My mother dispenses rather unusual yet excellent advice. She once told me “Never learn how to bake”. I consider myself a competent cook but I am a lousy baker, probably because of this advice.
However, I do want to share this relatively healthy and oh-so-delicious fruit cake recipe with you. After all, despite my patissière short-comings, if I can successfully bake the following fruit cake recipe time and again, so can you!
N.B. Originally an English recipe, some words are British-English and the measurements are metric; where appropriate, as indicated by italics in parentheses, some words and measurements have been translated for the benefit of my American readers.
- 750g (3 cups) roughly chopped mixed dried fruit, e.g. raisins, apricots, prunes, dates, figs, morello cherries.
- 175g (6 oz) unsalted butter
- 200g (7 oz) sugar
- The zest and juice of an orange and a lemon
- 100ml (3½ oz) brandy
- 3 large eggs, lightly beaten
- 85g (3 oz) ground almonds
- 85g (3 oz) chopped nuts
- ½ tsp baking powder
- 1 dessertspoon (3 tsp) each of cinnamon and nutmeg
- 200g (7 oz) of plain flour
If using larger fruit such as prunes, dates, apricots or figs, cut them into quarters using a decent pair of kitchen scissors.
Grease the loaf tin (loaf pan) all over using a little butter on kitchen towel (kitchen roll) and line the bottom of it with greaseproof paper (wax paper).
Put the butter, sugar, fruit, zest + juice and brandy in a large saucepan and bring slowly to the boil, stirring until the butter has melted. Reduce the heat and simmer for 10 minutes. Remove from heat and leave to cool for 30 minutes or so.
Preheat your oven to 150°C (300°F) – or 130°C (265°F) if you have a fan-assisted oven.
Stir the eggs, nuts and almonds into the fruit mixture and mix well.
Sift the flour, baking powder and spices into the mixture and stir gently until no traces of the flour can be seen.
Spoon the mixture into the tin and shake it gently until it all settles down.
Bake for 45 minutes and then turn the heat down to 140°C (285°F) – or 120°C (250°F) for fan-assisted oven. Cook for a further hour.
Insert a skewer or knife into the middle to see if the cake is done.

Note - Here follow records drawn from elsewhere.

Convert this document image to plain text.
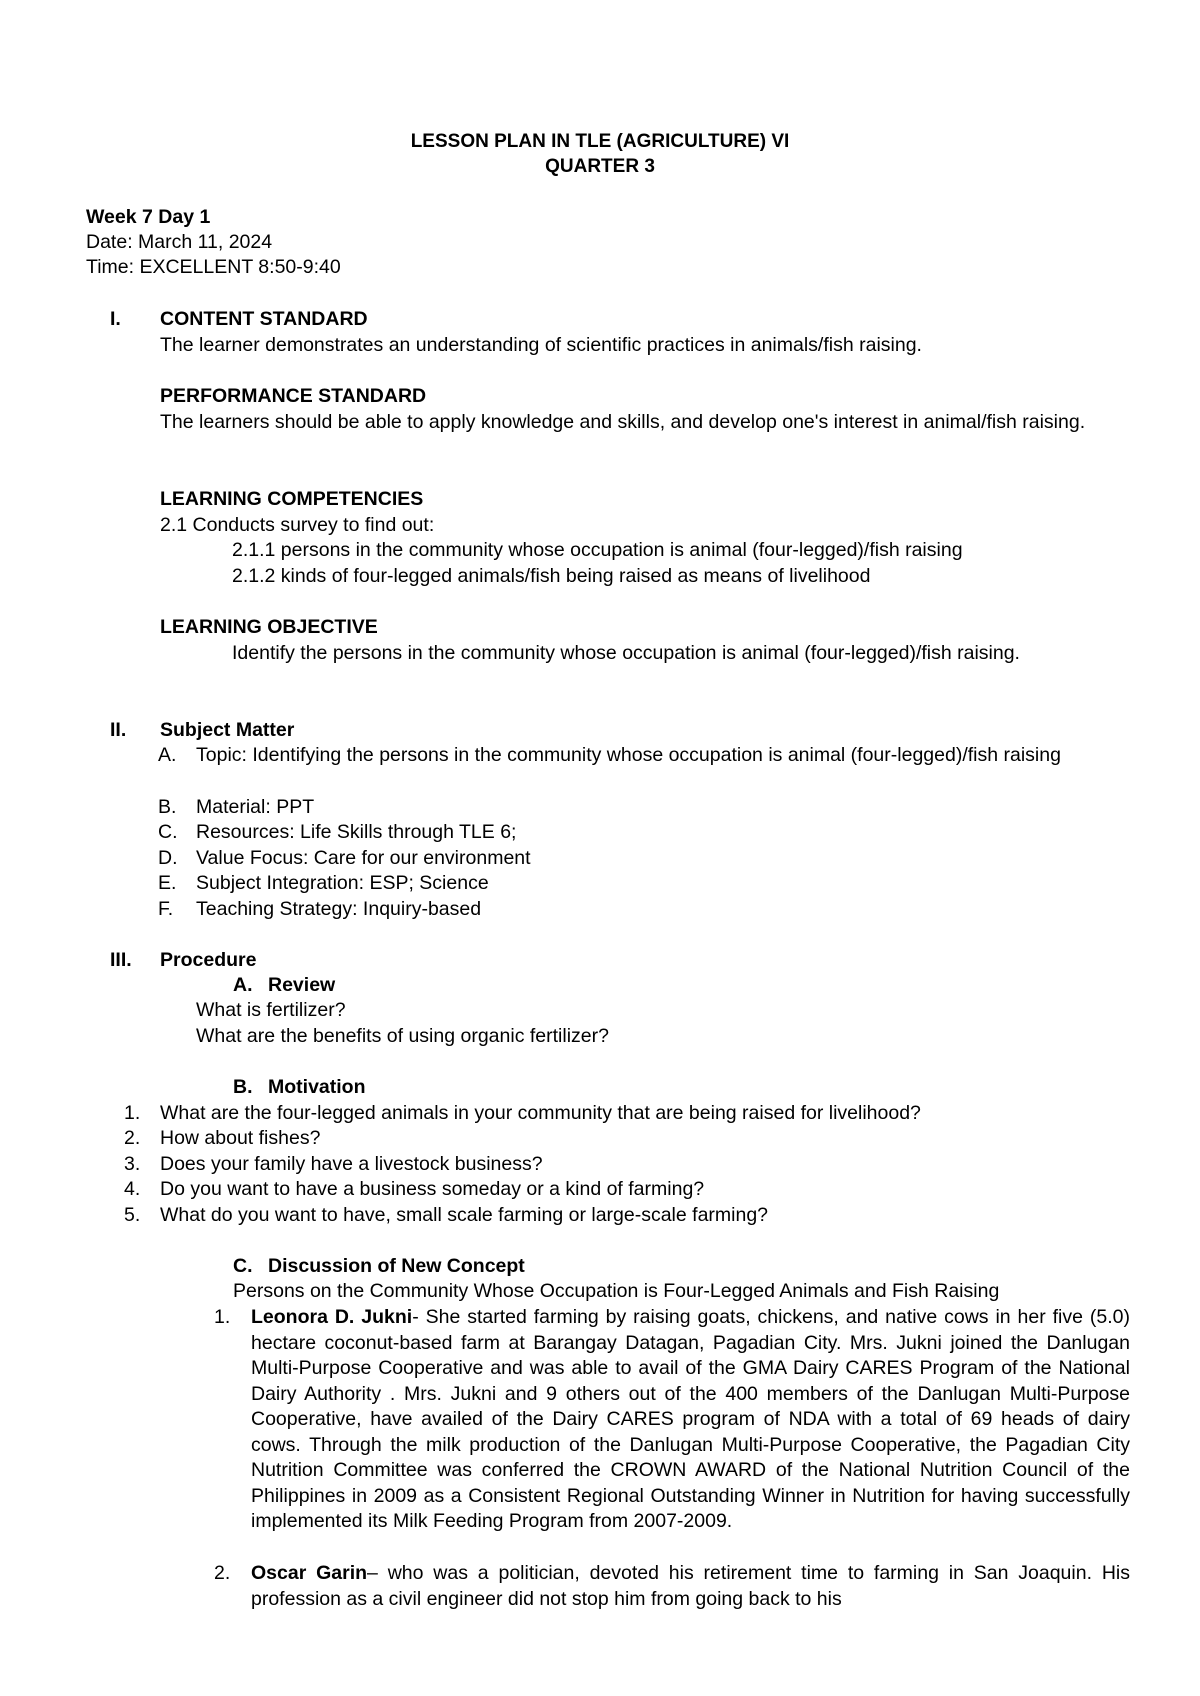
LESSON PLAN IN TLE (AGRICULTURE) VI
QUARTER 3
Week 7 Day 1
Date: March 11, 2024
Time: EXCELLENT 8:50-9:40
I. CONTENT STANDARD

The learner demonstrates an understanding of scientific practices in animals/fish raising.

PERFORMANCE STANDARD

The learners should be able to apply knowledge and skills, and develop one's interest in animal/fish raising.

LEARNING COMPETENCIES

2.1 Conducts survey to find out:

2.1.1 persons in the community whose occupation is animal (four-legged)/fish raising

2.1.2 kinds of four-legged animals/fish being raised as means of livelihood

LEARNING OBJECTIVE

Identify the persons in the community whose occupation is animal (four-legged)/fish raising.

II. Subject Matter
A. Topic: Identifying the persons in the community whose occupation is animal (four-legged)/fish raising
B. Material: PPT
C. Resources: Life Skills through TLE 6;
D. Value Focus: Care for our environment
E. Subject Integration: ESP; Science
F. Teaching Strategy: Inquiry-based
III. Procedure
A. Review
What is fertilizer?
What are the benefits of using organic fertilizer?
B. Motivation
1. What are the four-legged animals in your community that are being raised for livelihood?
2. How about fishes?
3. Does your family have a livestock business?
4. Do you want to have a business someday or a kind of farming?
5. What do you want to have, small scale farming or large-scale farming?
C. Discussion of New Concept
Persons on the Community Whose Occupation is Four-Legged Animals and Fish Raising
1. Leonora D. Jukni- She started farming by raising goats, chickens, and native cows in her five (5.0) hectare coconut-based farm at Barangay Datagan, Pagadian City. Mrs. Jukni joined the Danlugan Multi-Purpose Cooperative and was able to avail of the GMA Dairy CARES Program of the National Dairy Authority . Mrs. Jukni and 9 others out of the 400 members of the Danlugan Multi-Purpose Cooperative, have availed of the Dairy CARES program of NDA with a total of 69 heads of dairy cows. Through the milk production of the Danlugan Multi-Purpose Cooperative, the Pagadian City Nutrition Committee was conferred the CROWN AWARD of the National Nutrition Council of the Philippines in 2009 as a Consistent Regional Outstanding Winner in Nutrition for having successfully implemented its Milk Feeding Program from 2007-2009.
2. Oscar Garin– who was a politician, devoted his retirement time to farming in San Joaquin. His profession as a civil engineer did not stop him from going back to his
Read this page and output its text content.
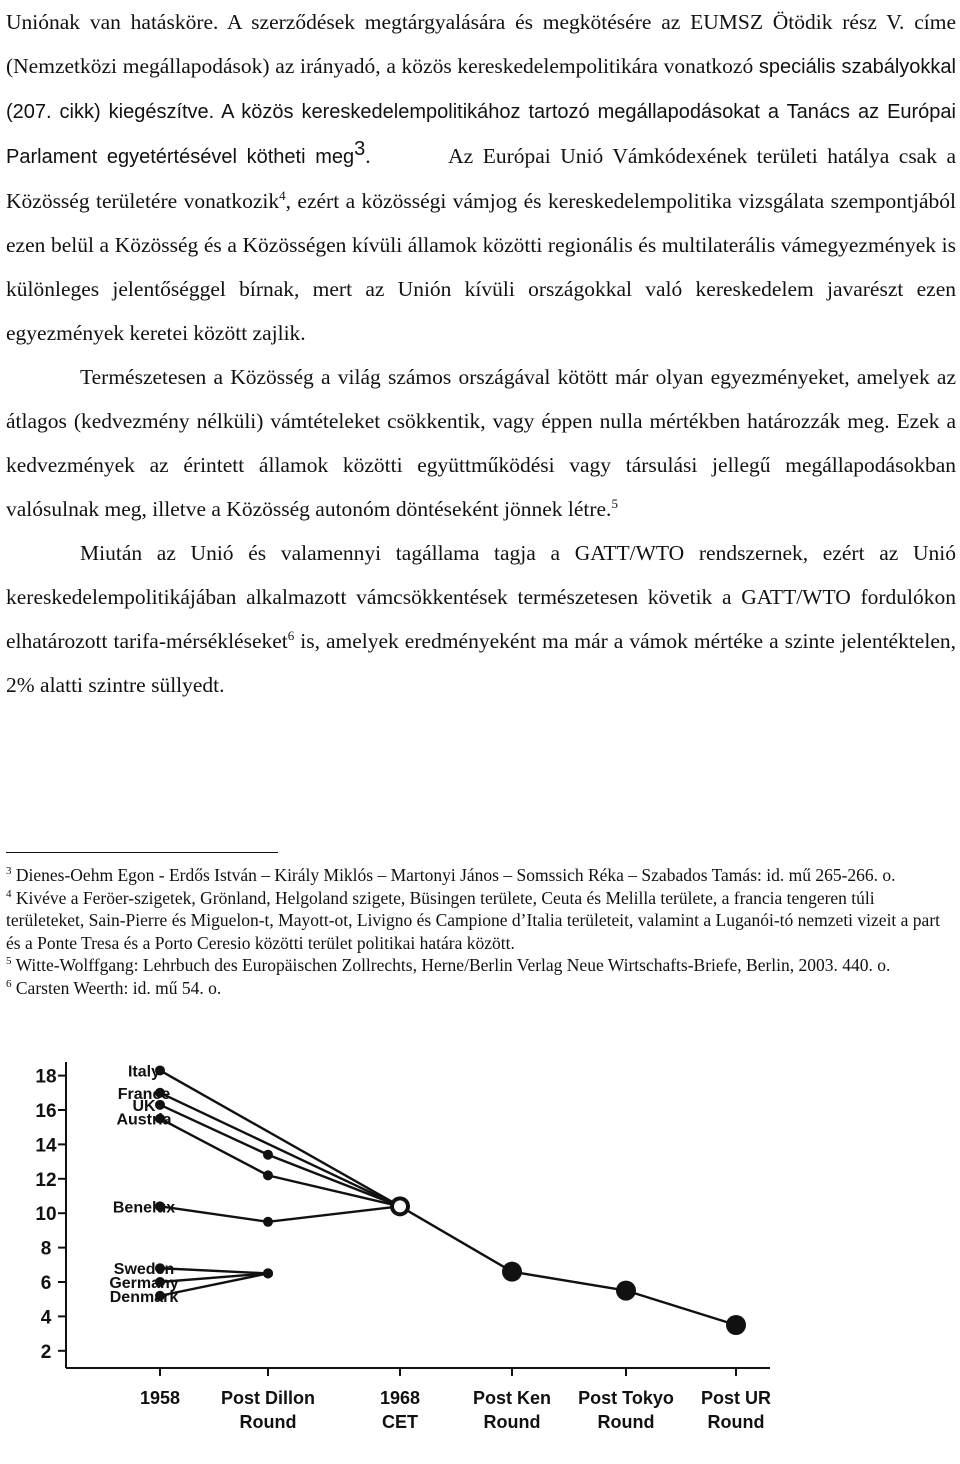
Uniónak van hatásköre. A szerződések megtárgyalására és megkötésére az EUMSZ Ötödik rész V. címe (Nemzetközi megállapodások) az irányadó, a közös kereskedelempolitikára vonatkozó speciális szabályokkal (207. cikk) kiegészítve. A közös kereskedelempolitikához tartozó megállapodásokat a Tanács az Európai Parlament egyetértésével kötheti meg$^3$.	Az Európai Unió Vámkódexének területi hatálya csak a Közösség területére vonatkozik$^4$, ezért a közösségi vámjog és kereskedelempolitika vizsgálata szempontjából ezen belül a Közösség és a Közösségen kívüli államok közötti regionális és multilaterális vámegyezmények is különleges jelentőséggel bírnak, mert az Unión kívüli országokkal való kereskedelem javarészt ezen egyezmények keretei között zajlik.

Természetesen a Közösség a világ számos országával kötött már olyan egyezményeket, amelyek az átlagos (kedvezmény nélküli) vámtételeket csökkentik, vagy éppen nulla mértékben határozzák meg. Ezek a kedvezmények az érintett államok közötti együttműködési vagy társulási jellegű megállapodásokban valósulnak meg, illetve a Közösség autonóm döntéseként jönnek létre.$^5$

Miután az Unió és valamennyi tagállama tagja a GATT/WTO rendszernek, ezért az Unió kereskedelempolitikájában alkalmazott vámcsökkentések természetesen követik a GATT/WTO fordulókon elhatározott tarifa-mérsékléseket$^6$ is, amelyek eredményeként ma már a vámok mértéke a szinte jelentéktelen, 2% alatti szintre süllyedt.

$^3$ Dienes-Oehm Egon - Erdős István – Király Miklós – Martonyi János – Somssich Réka – Szabados Tamás: id. mű 265-266. o.

$^4$ Kivéve a Feröer-szigetek, Grönland, Helgoland szigete, Büsingen területe, Ceuta és Melilla területe, a francia tengeren túli területeket, Sain-Pierre és Miguelon-t, Mayott-ot, Livigno és Campione d’Italia területeit, valamint a Luganói-tó nemzeti vizeit a part és a Ponte Tresa és a Porto Ceresio közötti terület politikai határa között.

$^5$ Witte-Wolffgang: Lehrbuch des Europäischen Zollrechts, Herne/Berlin Verlag Neue Wirtschafts-Briefe, Berlin, 2003. 440. o.

$^6$ Carsten Weerth: id. mű 54. o.

18
16
14
12
10
8
6
4
2
1958 Post Dillon
Round
1968
CET
Post Ken
Round
Post Tokyo
Round
Post UR
Round
Italy
France
UK
Austria
Benelux
Sweden
Germany
Denmark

The skewer should come out clean.
When the cake is cool, carefully run a knife around the edge and tip out onto a board.
The cake will keep for a long time if you wrap it in aluminium (aluminum) foil.
- If you are in the U.S., Trader Joe’s has a great selection of dried fruit and nuts at reasonable prices
- Buy the cheapest possible brandy – my bottle cost $11, and although I wouldn’t use it in a cocktail, it’s fine for cooking.
- I like to double the quantities when I make this recipe – it really does keep very well, especially if you store it in the fridge!
- I’ve been known to substitute 2 generous spoonfuls of apple butter for the orange and lemon, and it’s delicious!